Last night, my good friend gave me a copy of "Mastering the Art of French Cooking". I received it last year at a Book Club book exchange, and she stole it. I barely even remembered that she took it more than once or twice a month. I sat on my porch and read the introductions and forwards. There were about eight of them, two from Julia Child herself.
Cook books are something special to me. They combing my two great loves, cooking, and reading, more specifically, books. I had a childhood, lacking in all forms of tangible manifestations of love. Perhaps due to some genetic memory in my French and Italian lineage, I have long equated delicious food with feeling loved. It is by no accident that my best child hood memories took place in the kitchen or at the dining room table of the most amazing cook I know to this very day, My Aunt Liz. She is a loud, exotically beautiful Brooklyn born Italian. She oozed love like essential oil, but not a flowery oil, a garlic and pepper infused oil. It was a love that was not about making you feel good about yourself by telling you how wonderful you were, it made you feel good about yourself because it took care of your needs. It was a love that could tell, just by looking at you, that you need a sandwich and a glass of milk. Her house always had the lingering smell of the red sauce she made weekly, and a cookie drawer. A drawer, designated for nothing but cookies! Oh, and she always had Pop-Tarts. That was as good as it got when I was little.

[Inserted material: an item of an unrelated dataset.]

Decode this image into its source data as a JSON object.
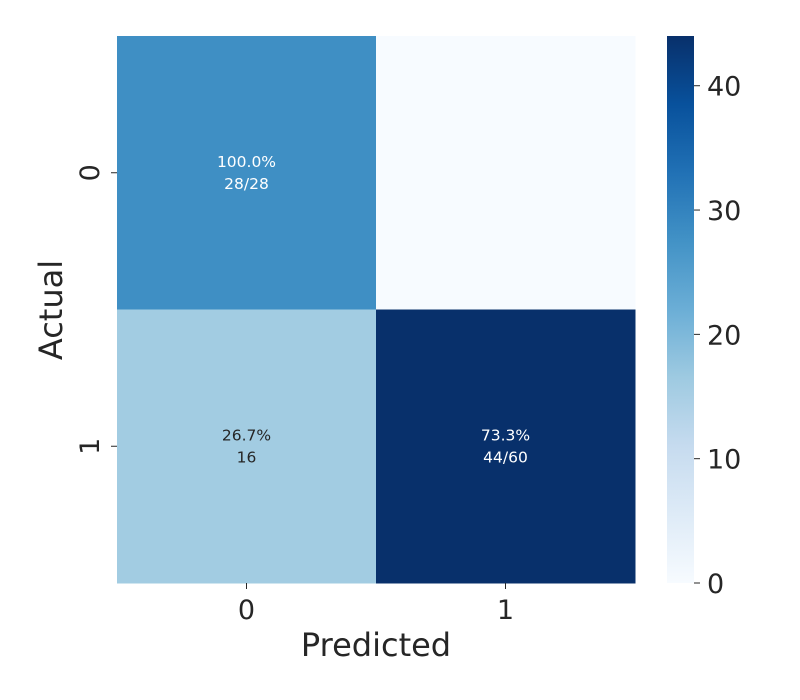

This was very different the house I grew up in, on the same street as Aunt Liz. Family dinner in my other aunt's house was an infrequent affair, tense and not very tasty. The aunt who raised me just wasn't a very good cook. I don't know if she wasn't able to taste well, or if she was missing that certain generosity of spirit and patience that I think is necessary to be a good cook. Our house always smelled like cigarette smoke. Aunt Torm pretty much gave up cooking around the time I was ten. I began making dinners for myself out of Top Ramen, hot dogs, and fried eggs. Not all at the same time of course. I would roast the hot dogs over the gas flame on our stove, and I drained the broth off the noodles in the Top Ramen and add canned Parmesan cheese. none of these are particularly original ideas, but at ten years old, it was the best I could do. The point is, I was tweaking, and working, and trying to make mediocre food taste good.
When I moved in with my dad at sixteen, my step-mother had several cookbooks. She was a busy pastor's wife, and it often fell to me to cook dinner for the family, and what ever members of the congregation we had for dinner that night. I never felt this was a burden. I loved it. One of the recipes I discovered in one of Ruth's little church based cookbooks is a recipe I use to this very day. (Heavenly Chicken)
Somehow, over the years, I have amassed a collection of about 60 cookbooks. I have at least skimmed through all of them. Many of them I have read cover to cover, like a novel. Ann Hodgman is my favorite, both for entertainment value, and recipes. Many of my cookbooks are old, from the 70's or earlier. The old ones give me a sense of history. I think about older dinner parties, where there was no goat cheese or sun-dried tomatoes. I am also grateful, that we are no longer expected to eat things covered in Jello and call it fancy.
Mostly my cookbooks are like "how to love" manuals. Food, to make my family feel love, feel actual physical love, in their bellies. Waking up the smell of bacon, popovers whipped up when we have unexpected guests. Their favorite meal, whatever it may be, for birthdays, or first jobs, or other special days. My kids joke with me,
"You can't solve every problem by making a sandwich Ma," they say. Well, I disagree. There are very few problems that cannot be made better by a lovingly prepared meal.